While the research base on the links between diabetes and cancer continues to grow, little previous research has addressed the relation to different diabetes treatment types, and findings differ among different studies, including on the link between diabetes duration and mortality of cancer patients relative to the non-diabetic cancer population.
“In this study, we aimed to explore differences in survival among cancer patients with diabetes prior to cancer diagnosis compared with cancer patients without diabetes,” says Ranc. “A specific aim was to examine the association between different types of glucose-lowering therapies and survival after cancer diagnosis, as well as to examine how this association varies with duration of diabetes and by time since diagnosis of cancer.”
This register-based study included all cancer patients diagnosed in Denmark during 1995-2009. The patients were classified into four groups according to diabetes status at the time of cancer diagnosis: no diabetes, diabetes without medication, diabetes with only oral hypoglycaemic agents (OHAs) or diabetes with insulin treatment. Since the study is entirely observational, the authors stress that causality cannot be inferred.
The researchers found that for patients with 2 years of diabetes duration and treated with insulin at the time of cancer diagnosis have 4 times higher mortality one year after cancer diagnosis. The figure is slightly different between men (3.7) and women (4.4), and there is a small increase by time since cancer diagnosis, to a 5 times increased mortality at 5 years since cancer diagnosis.
For people with diabetes using only oral antidiabetic drugs (for example, metformin), the increased risk of death was much lower, at 10% for both men and women one year after cancer diagnosis having had diabetes for two years versus non-diabetics. After 5 years, this increased risk was 50% for both men and women. For those who were not on any form of diabetes treatment, the increased risk of death was very similar to those for patients on oral antidiabetic drugs.
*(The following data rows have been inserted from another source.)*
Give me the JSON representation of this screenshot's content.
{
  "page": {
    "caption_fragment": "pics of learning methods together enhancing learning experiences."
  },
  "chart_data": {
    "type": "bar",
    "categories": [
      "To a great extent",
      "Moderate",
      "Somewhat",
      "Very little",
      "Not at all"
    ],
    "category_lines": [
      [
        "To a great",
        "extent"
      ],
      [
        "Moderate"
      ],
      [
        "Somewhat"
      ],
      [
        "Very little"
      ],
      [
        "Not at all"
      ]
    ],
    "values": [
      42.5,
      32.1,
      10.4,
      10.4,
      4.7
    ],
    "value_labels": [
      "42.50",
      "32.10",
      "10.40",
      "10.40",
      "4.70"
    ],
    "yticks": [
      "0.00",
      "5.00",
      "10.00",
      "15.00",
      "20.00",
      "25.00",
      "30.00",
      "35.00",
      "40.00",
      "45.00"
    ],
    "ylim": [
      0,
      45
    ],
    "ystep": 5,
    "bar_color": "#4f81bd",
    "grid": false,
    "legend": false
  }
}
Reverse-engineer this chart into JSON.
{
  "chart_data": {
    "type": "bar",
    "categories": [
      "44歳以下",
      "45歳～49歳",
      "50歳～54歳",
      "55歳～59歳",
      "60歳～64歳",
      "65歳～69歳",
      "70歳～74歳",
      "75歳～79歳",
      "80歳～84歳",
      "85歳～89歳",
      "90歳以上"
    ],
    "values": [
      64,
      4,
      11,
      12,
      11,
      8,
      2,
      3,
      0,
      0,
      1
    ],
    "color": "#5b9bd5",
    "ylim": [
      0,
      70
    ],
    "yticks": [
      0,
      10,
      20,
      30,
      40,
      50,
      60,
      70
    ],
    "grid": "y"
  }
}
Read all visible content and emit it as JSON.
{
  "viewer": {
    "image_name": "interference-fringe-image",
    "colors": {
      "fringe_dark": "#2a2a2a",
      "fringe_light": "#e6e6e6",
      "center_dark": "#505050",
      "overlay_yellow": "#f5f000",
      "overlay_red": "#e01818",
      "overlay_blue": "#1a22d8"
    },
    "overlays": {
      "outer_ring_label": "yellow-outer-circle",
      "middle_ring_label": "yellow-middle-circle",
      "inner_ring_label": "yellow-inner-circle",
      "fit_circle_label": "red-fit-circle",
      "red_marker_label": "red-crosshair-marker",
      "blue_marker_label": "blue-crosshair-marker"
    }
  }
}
“The results suggest that mortality of cancer patients with pre-existing diabetes is higher relative to non-diabetic patients for all cancers combined and for most individual cancer sites,” says Ranc. “In general, the highest mortality was found for insulin-treated patients, suggesting that cancer patients with more intensive diabetes treatment have a larger degree of comorbidity at the time of cancer diagnosis, and hence poorer survival. Diabetes duration at cancer diagnosis did not influence the prognosis.”
The authors discuss that differences in cancer treatment between patients with and without diabetes may contribute to increased cancer-related mortality. Patients with diabetes often have other diabetes-related comorbid conditions, such as ischaemic heart disease, chronic kidney disease and neuropathy, that may influence clinical decisions.
Statistically significant increases in mortality were observed among all three groups of patients with diabetes for all cancers combined, and for colorectal, breast, ovary, cervix and corpus uteri, and bladder cancer. In addition, patients treated with insulin had a significant mortality increase for all previously mentioned cancers, as well as for rectum, lung and prostate cancer.
Referring to other research, the authors also discuss that it is possible patients with both diabetes and cancer could be less aggressively treated than non-diabetics with cancer have higher cancer-operation mortality, and that people with diabetes could present with cancer at a more advanced stage of the condition, due to diabetes masking their symptoms.
Ranc concludes: “Our study provides strong support for the notion that pre-existing diabetes increases mortality among cancer patients, and that the excess mortality is larger among patients with diabetes treated with OHAs or, particularly, insulin…it is crucial that cancer patients with diabetes receive optimal diabetes treatment as well as any cancer-specific therapy; a therapeutic challenge requiring close collaboration between oncologists and endocrinologists.”